De nobles paroles furent échangées pendant le repas entre ces grandes âmes. Madame Roland, pâle d’émotion, laissait échapper de ses yeux des regards d’un éclat surnaturel qui semblaient voir l’échafaud à travers la gloire et la félicité du jour. Le vieux Roland interrogeait de l’œil la pensée de sa femme et semblait lui demander si ce jour n’était pas le sommet de leur vie et celui après lequel il n’y avait plus qu’à mourir. Condorcet entretenait Brissot des horizons indéfinis que l’ère nouvelle ouvrait à l’humanité. Boyer-Fonfrède, Barbaroux, Rebecqui, Ducos, jeunes amis, presque frères, se félicitaient d’avoir de longues vies à donner à leur patrie et à la liberté.
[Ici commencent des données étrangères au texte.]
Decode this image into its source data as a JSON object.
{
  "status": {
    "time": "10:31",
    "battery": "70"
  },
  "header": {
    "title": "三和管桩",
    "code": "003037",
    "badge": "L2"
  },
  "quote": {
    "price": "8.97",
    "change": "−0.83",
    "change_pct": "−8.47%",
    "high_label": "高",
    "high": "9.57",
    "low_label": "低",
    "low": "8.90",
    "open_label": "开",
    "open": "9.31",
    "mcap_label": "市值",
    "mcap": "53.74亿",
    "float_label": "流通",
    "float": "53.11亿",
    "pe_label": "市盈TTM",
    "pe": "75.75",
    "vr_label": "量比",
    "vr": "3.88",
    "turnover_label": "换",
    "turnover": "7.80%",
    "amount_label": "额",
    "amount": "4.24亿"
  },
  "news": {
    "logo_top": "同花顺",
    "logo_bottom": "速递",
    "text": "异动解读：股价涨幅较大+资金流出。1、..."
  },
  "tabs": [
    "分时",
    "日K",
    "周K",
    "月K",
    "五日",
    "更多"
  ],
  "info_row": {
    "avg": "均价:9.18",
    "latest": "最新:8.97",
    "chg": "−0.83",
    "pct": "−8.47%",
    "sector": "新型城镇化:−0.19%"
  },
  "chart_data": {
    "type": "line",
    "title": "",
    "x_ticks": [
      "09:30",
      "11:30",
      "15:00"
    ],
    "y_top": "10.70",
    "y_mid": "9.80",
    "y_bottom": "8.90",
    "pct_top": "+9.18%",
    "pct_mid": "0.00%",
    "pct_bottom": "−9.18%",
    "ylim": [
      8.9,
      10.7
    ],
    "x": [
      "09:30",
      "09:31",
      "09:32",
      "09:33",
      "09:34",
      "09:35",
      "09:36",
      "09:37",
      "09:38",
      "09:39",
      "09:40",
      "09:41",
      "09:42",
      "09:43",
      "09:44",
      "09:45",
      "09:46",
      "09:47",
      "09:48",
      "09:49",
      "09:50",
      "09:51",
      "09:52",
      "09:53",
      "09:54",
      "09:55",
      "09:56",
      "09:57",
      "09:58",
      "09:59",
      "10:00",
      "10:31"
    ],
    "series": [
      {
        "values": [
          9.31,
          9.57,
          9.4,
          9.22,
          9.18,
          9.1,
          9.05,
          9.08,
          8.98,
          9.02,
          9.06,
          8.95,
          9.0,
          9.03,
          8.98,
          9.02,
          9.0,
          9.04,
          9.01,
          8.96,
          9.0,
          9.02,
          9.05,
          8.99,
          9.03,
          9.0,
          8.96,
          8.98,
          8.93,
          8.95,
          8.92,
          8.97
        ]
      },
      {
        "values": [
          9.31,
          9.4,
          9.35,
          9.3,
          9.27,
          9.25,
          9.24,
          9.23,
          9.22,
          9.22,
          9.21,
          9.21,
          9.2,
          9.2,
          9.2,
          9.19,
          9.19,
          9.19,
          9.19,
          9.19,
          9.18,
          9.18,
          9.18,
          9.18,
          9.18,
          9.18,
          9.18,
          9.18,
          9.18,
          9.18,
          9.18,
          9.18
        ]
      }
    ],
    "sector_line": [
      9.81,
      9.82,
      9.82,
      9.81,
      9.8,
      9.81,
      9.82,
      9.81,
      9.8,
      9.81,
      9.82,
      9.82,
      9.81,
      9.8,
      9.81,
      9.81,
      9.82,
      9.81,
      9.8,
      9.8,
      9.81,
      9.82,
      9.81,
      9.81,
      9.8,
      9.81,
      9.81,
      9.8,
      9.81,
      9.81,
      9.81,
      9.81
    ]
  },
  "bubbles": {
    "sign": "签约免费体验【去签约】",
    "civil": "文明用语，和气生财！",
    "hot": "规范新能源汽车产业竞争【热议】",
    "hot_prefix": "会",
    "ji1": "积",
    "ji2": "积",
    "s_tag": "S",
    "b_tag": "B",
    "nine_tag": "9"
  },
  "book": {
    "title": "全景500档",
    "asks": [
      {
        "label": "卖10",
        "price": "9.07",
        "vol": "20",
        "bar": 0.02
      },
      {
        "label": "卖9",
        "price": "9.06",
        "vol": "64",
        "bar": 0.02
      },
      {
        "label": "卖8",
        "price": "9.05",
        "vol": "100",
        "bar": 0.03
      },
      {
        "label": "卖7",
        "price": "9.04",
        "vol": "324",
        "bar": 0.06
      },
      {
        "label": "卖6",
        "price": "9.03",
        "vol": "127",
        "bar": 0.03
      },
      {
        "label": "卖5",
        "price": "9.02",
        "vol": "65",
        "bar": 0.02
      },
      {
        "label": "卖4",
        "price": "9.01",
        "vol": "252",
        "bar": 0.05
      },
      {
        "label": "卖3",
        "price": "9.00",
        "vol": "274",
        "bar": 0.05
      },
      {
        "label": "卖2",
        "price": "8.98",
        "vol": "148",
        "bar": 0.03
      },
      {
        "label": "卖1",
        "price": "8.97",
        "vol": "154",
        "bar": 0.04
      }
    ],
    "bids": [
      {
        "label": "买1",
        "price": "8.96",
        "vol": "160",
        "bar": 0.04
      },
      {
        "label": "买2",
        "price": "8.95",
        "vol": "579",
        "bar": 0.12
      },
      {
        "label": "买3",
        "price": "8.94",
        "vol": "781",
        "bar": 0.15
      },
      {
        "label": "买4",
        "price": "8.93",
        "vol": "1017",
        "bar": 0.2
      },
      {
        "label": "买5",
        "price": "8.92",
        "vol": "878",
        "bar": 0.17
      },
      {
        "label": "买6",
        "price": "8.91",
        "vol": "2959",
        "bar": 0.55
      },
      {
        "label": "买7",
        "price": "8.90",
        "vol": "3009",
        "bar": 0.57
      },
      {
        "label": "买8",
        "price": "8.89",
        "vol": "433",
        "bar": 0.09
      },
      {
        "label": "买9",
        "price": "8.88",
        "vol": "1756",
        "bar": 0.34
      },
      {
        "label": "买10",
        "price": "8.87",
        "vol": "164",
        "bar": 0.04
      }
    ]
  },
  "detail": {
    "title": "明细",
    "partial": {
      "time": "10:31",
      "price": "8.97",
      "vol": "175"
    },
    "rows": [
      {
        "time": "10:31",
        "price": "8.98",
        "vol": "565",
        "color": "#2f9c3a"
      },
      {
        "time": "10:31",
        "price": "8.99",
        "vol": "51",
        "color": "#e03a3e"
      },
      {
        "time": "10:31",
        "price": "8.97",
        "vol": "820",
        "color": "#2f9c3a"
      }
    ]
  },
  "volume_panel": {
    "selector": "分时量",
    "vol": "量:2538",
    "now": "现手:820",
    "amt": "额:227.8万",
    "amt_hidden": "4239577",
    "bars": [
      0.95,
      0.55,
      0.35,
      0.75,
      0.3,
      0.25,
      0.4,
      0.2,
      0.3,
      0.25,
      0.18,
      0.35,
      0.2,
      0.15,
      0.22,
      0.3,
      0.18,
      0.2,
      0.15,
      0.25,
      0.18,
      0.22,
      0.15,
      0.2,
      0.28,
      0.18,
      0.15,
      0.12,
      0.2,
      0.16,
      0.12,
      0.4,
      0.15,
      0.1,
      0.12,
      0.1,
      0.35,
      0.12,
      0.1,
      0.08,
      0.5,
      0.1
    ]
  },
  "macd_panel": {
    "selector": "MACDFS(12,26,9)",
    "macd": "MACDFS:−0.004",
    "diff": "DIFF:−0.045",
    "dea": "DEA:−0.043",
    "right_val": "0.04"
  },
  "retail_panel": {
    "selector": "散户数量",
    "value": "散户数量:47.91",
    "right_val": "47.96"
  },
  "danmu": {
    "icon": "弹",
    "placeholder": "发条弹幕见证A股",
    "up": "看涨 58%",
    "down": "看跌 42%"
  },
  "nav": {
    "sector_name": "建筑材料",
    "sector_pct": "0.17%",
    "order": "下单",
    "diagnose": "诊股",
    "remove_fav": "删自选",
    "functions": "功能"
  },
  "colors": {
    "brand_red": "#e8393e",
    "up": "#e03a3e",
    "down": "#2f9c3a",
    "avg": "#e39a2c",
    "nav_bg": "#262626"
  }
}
Guadet et Gensonné se reposaient glorieusement de leurs longues fatigues dans cette halte triomphante où ils espéraient avoir enfin mené la Révolution. Pétion, à la fois heureux et triste, sentait que sa popularité l’abandonnait ; mais il l’abdiquait volontairement, du moment où on la mettait au prix du crime. Le sang de septembre avait enlevé à Pétion son ivresse de popularité. Cette ivresse passée, Pétion allait redevenir un homme de bien.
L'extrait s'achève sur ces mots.